On 2024-04-30 01:14, Tyler Retzlaff wrote:
On Mon, Apr 29, 2024 at 06:21:13AM +0000, bugzi...@dpdk.org wrote:
https://bugs.dpdk.org/show_bug.cgi?id=1425

             Bug ID: 1425
            Summary: enable_stdatomic=true breaks C++  on GCC 11 and
                     earlier
            Product: DPDK
            Version: 23.11
           Hardware: All
                 OS: Linux
             Status: UNCONFIRMED
           Severity: normal
           Priority: Normal
          Component: core
           Assignee: dev@dpdk.org
           Reporter: mattias.ronnb...@ericsson.com
   Target Milestone: ---

On GCC 11 and earlier, configuring enable_stdatomic=true prevents the use of
all DPDK header files that directly or indirectly include <rte_stdatomic.h>
from a C++ translation unit (e.g., app).

<rte_stdatomic.h> includes <stdatomic.h>, which in turn is not necessarily
C++-compatible.

This is known but to add some information.


Is it also documented?

C++ and enable_stdatomic=true for llvm and gcc are not currently
supported. the combination will remain unsupported for C++ compilers
that do not support -std=c++23 which is the first C++ standard that
requires interoperability with C11 stdatomic.h >
When enable_stdatomic=true there are bugs/incorrect usages of atomic
qualifier in casts that (even when using C++23) cause compilation
failure. These are a fixable but are low priority without -std=c++23.

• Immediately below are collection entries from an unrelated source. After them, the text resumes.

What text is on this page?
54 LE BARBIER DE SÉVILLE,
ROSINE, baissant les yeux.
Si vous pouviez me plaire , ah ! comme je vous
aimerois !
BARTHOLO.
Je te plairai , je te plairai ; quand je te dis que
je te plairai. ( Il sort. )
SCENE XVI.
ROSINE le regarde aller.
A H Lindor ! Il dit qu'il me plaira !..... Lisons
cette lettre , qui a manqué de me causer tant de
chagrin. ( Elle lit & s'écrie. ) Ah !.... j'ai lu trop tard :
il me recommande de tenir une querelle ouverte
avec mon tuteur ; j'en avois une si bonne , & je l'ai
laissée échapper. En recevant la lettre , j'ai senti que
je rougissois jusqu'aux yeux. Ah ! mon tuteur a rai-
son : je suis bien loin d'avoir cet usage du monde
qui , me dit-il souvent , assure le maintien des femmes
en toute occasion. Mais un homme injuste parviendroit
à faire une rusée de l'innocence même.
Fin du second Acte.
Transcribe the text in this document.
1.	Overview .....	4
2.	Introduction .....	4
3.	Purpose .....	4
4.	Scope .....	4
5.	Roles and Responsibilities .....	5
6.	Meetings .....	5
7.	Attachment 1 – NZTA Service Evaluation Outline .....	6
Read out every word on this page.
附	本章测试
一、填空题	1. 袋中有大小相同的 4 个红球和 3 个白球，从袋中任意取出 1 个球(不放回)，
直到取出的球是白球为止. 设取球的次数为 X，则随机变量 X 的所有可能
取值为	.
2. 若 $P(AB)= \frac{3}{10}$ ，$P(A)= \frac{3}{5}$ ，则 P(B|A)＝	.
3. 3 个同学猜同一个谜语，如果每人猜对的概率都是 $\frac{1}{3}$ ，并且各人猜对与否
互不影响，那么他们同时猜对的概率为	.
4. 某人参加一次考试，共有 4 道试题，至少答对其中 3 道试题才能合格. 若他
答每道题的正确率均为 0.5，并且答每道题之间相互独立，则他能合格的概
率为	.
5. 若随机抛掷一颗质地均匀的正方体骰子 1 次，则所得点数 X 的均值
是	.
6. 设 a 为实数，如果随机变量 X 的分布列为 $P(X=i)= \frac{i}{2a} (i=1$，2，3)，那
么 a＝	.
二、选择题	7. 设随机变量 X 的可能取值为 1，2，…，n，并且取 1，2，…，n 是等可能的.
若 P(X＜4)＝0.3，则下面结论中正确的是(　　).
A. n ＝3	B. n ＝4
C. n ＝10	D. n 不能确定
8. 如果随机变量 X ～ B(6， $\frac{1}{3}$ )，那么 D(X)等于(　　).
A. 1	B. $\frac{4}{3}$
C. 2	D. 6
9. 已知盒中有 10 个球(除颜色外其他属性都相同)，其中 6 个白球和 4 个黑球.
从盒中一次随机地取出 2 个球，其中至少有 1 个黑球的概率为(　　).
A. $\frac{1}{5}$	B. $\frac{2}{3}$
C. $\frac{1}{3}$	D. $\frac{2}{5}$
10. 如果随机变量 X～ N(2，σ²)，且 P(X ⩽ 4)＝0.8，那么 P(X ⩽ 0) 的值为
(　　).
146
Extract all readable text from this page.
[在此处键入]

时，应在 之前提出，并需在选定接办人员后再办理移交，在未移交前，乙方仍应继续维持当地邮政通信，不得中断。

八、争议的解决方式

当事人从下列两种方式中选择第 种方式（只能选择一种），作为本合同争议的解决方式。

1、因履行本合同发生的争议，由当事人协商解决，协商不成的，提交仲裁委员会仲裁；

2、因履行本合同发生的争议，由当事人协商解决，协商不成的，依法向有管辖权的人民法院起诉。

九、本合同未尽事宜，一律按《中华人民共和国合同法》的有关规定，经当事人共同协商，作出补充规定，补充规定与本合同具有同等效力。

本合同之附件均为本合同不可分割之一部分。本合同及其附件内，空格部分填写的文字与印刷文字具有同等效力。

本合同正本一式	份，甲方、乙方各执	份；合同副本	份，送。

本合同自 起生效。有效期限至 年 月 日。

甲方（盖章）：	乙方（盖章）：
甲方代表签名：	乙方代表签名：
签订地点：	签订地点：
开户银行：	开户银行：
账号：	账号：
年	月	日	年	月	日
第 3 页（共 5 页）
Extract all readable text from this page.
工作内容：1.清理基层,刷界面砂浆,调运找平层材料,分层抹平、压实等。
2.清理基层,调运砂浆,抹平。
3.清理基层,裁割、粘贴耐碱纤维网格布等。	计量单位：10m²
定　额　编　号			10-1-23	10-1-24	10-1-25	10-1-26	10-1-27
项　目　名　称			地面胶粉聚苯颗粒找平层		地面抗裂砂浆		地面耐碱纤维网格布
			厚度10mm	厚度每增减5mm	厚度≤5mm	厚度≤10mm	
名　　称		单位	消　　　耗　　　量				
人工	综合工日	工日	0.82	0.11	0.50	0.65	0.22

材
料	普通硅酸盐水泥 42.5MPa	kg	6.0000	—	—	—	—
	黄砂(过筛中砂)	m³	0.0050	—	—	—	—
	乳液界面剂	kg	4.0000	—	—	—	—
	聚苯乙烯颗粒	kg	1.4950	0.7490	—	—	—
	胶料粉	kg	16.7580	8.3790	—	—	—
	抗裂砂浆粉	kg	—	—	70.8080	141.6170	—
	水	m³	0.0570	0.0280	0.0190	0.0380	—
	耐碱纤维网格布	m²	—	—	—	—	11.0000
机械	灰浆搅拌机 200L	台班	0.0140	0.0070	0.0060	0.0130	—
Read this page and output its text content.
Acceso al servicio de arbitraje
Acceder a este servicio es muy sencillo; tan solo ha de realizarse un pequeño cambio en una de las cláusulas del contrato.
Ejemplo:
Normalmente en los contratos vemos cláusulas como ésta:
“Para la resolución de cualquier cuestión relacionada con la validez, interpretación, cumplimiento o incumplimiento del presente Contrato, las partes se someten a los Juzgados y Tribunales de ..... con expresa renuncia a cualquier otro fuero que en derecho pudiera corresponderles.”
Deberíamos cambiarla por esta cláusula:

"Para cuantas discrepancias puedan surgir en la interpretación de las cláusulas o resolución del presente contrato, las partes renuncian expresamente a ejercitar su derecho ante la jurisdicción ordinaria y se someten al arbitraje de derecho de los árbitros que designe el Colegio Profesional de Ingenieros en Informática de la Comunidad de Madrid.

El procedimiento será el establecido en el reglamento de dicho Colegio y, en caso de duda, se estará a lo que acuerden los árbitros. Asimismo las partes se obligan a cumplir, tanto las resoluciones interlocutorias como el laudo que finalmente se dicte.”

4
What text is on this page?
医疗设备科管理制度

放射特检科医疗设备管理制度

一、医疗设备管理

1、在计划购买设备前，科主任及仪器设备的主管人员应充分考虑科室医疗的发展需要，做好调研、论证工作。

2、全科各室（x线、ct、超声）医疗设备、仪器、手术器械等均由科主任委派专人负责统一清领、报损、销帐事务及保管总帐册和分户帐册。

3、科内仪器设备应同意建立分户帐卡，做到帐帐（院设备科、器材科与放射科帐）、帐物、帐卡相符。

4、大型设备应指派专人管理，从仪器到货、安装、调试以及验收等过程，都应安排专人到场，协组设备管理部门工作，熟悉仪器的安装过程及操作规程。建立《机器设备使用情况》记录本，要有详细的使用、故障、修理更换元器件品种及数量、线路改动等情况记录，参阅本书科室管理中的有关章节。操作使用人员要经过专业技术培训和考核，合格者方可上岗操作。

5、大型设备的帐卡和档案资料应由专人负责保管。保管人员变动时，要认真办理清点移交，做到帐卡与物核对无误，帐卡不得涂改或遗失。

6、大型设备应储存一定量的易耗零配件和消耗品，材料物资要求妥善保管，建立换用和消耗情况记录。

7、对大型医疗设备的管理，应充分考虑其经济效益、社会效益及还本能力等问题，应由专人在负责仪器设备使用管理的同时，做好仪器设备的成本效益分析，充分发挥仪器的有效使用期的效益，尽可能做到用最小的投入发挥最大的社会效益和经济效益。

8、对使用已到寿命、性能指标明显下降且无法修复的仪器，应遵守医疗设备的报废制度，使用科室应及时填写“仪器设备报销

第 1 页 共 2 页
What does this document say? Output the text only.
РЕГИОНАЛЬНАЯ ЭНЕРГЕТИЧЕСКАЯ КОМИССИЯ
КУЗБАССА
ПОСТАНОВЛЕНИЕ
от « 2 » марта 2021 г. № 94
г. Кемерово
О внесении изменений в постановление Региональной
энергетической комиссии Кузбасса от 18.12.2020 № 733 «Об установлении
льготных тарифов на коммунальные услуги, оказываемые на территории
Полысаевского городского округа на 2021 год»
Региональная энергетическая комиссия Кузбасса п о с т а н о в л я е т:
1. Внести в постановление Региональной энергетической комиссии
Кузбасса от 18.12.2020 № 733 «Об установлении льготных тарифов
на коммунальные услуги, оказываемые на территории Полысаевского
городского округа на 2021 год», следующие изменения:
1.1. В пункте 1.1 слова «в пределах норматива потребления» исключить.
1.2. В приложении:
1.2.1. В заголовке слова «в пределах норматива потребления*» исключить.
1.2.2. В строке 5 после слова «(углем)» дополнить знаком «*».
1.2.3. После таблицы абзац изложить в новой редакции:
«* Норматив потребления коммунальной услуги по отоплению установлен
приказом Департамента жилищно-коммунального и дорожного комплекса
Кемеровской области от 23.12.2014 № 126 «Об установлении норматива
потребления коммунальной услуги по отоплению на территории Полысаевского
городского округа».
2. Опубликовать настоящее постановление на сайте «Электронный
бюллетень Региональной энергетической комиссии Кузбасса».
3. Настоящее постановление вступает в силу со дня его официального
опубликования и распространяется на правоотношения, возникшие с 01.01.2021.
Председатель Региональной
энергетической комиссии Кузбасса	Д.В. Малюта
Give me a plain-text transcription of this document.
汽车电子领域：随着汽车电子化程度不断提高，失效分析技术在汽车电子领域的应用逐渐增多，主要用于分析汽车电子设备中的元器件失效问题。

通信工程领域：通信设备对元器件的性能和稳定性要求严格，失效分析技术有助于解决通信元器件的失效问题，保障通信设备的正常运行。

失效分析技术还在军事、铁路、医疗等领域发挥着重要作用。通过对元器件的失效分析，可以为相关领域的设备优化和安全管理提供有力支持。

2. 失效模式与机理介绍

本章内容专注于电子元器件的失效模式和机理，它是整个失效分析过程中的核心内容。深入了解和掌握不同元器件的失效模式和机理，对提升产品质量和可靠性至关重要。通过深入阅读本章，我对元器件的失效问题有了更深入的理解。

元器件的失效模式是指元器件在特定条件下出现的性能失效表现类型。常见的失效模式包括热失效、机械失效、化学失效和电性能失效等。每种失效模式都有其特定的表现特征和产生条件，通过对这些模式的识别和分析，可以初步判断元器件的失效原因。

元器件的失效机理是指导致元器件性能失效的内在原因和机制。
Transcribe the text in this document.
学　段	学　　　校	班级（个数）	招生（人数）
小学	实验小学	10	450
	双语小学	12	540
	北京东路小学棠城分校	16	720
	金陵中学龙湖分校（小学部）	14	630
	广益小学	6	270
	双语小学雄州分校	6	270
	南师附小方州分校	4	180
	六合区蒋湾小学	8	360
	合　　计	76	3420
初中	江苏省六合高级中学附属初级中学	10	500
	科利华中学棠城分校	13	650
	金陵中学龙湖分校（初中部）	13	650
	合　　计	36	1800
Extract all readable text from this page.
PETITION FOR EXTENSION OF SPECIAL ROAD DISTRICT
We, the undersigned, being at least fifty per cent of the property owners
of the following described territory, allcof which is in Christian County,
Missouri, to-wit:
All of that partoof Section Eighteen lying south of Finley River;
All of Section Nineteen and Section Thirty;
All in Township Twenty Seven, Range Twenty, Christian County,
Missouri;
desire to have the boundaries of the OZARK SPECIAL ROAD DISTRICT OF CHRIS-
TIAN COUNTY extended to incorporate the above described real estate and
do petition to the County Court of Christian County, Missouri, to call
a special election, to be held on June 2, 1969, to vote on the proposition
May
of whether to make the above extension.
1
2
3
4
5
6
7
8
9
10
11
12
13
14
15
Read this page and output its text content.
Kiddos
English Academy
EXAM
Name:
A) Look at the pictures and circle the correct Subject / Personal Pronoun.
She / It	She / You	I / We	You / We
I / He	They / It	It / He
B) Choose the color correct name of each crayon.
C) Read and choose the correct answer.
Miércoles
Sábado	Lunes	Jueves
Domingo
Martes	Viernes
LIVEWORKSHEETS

Finally, the legacy atomics remain unconverted to stdatomic. This will
cause enable_stdatomic=true not to build when using llvm (but not gcc)
because llvm strictly enforces qualification when using atomic generics.


OK, I see. It'll be a while until enable_stdatomic is usable outside Windows then, for generic builds.

Am I right if I say that C++23-capable compilers/run-times are supposed to have a <stdatomic.h> which interoperates with C++ even in C++11-mode? Or need the application be compiled as C++23.